Manchester City Schools officials have reached an agreement with Manchester Department of Parks and Recreation to offer the city a 30-year lease of the Riverview School property for park improvements.
The agreement comes following the Manchester Board of Education failure to approve a lease at the Nov. 18 meeting because of concerns members had with an agreement for the school’s use of the Deadman Park baseball fields.
According to Chairman of the Board Travis Hillis, he signed a contract approving the lease agreement on Thursday, pending the board’s ratification of the executive action in the next board meeting.
Members confirmed during the November meeting that none were opposed to the offering the lease, rather were concerned about what the system pays the city for use of the ballfields.
The point of contention was an ad hoc agreement between agencies for the use of the field for $500 that covers maintenance, mowing and chalking the fields.
Board Member Dr. Prater Powell, who abstained from the vote because he also sits on the Recreation Commission board, noted that the baseball team has access to the fields for practice, for games all with no field preparation.
“It’s a minimal charge,” Powell said.
Board member Mike Lewis voiced concerns that additional money was paid in years past to cover repairs that cost $3,000 that the system split with the city. Lewis and board members Susan Parsley questioned the wisdom of one city entity being charged by another for services.
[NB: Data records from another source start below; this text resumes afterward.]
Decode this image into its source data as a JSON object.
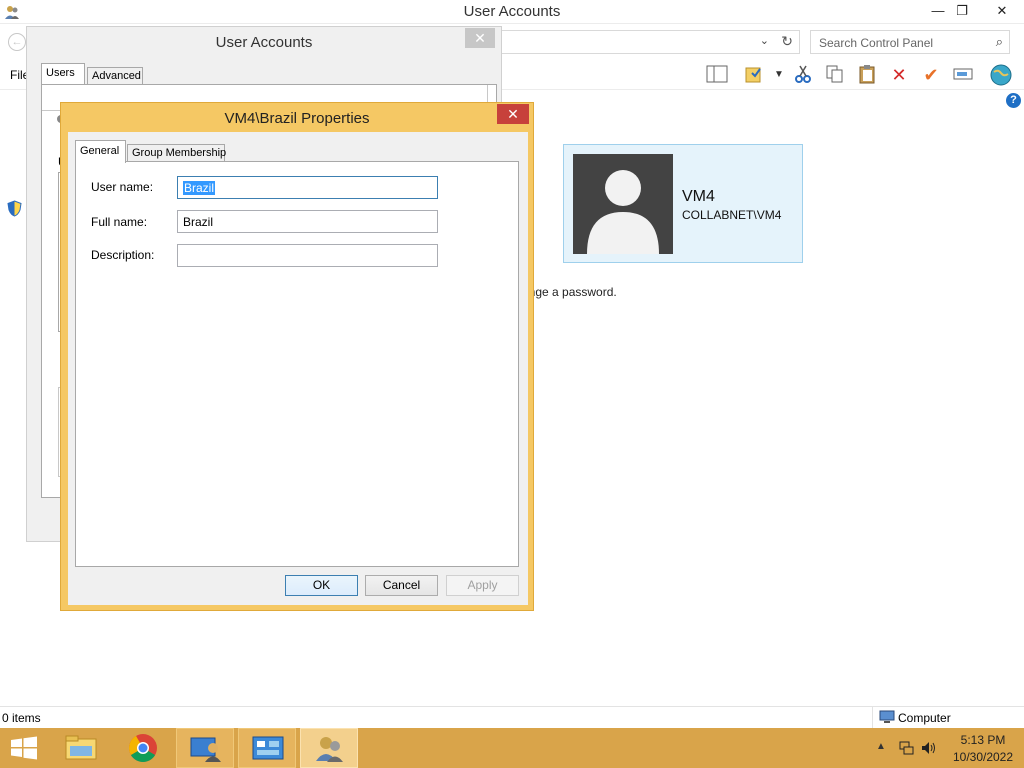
{
  "main_window": {
    "title": "User Accounts",
    "search_placeholder": "Search Control Panel",
    "menu_file": "File",
    "user_card": {
      "name": "VM4",
      "domain": "COLLABNET\\VM4"
    },
    "change_password_text": "ange a password.",
    "status_items": "0 items",
    "status_zone": "Computer"
  },
  "user_accounts_dialog": {
    "title": "User Accounts",
    "tabs": [
      {
        "label": "Users",
        "active": true
      },
      {
        "label": "Advanced",
        "active": false
      }
    ],
    "partial_letter": "U"
  },
  "properties_dialog": {
    "title": "VM4\\Brazil Properties",
    "tabs": [
      {
        "label": "General",
        "active": true
      },
      {
        "label": "Group Membership",
        "active": false
      }
    ],
    "fields": {
      "username_label": "User name:",
      "username_value": "Brazil",
      "fullname_label": "Full name:",
      "fullname_value": "Brazil",
      "description_label": "Description:",
      "description_value": ""
    },
    "buttons": {
      "ok": "OK",
      "cancel": "Cancel",
      "apply": "Apply"
    }
  },
  "taskbar": {
    "time": "5:13 PM",
    "date": "10/30/2022"
  },
  "colors": {
    "taskbar": "#d9a44a",
    "dialog_frame": "#f5c864",
    "close_red": "#c7413b",
    "selection": "#3399ff",
    "user_card_bg": "#e5f3fb"
  }
}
The consensus by the board was that any agreement should be finalized by written agreement, and that Chairman of the Board Travis Hillis and Vaughn should go to the recreation department for further negotiation.
As of Friday, Nov. 22, a verbal agreement had been reached with Director of Parks and Recreation Bonnie Gamble for the use of the field.
“Bonnie was good with a multi-year agreement with the reasonable price for the use of the field,” Hillis told the Times on Friday.
He said that the contract for use of the ballfield is forthcoming.
The board recognized the urgency in getting the contract approved before the deadline of the grant that Parks and Recreation will be applying for.
“We’ve been working with the city of Manchester and the recreation department and their attorney for quite some time. Originally, they had asked for use of the building and the grounds. They have changed their minds about that. Now their solely asking to use the grounds,” Vaughn said.
Parks and Recreation, if successful in the Tennessee Department of Health’s Diabetes Grant application, would apply the $450,000 toward building a playground behind the school, making the parking lot American with Disabilities Act (ADA) compliant and adding park benches.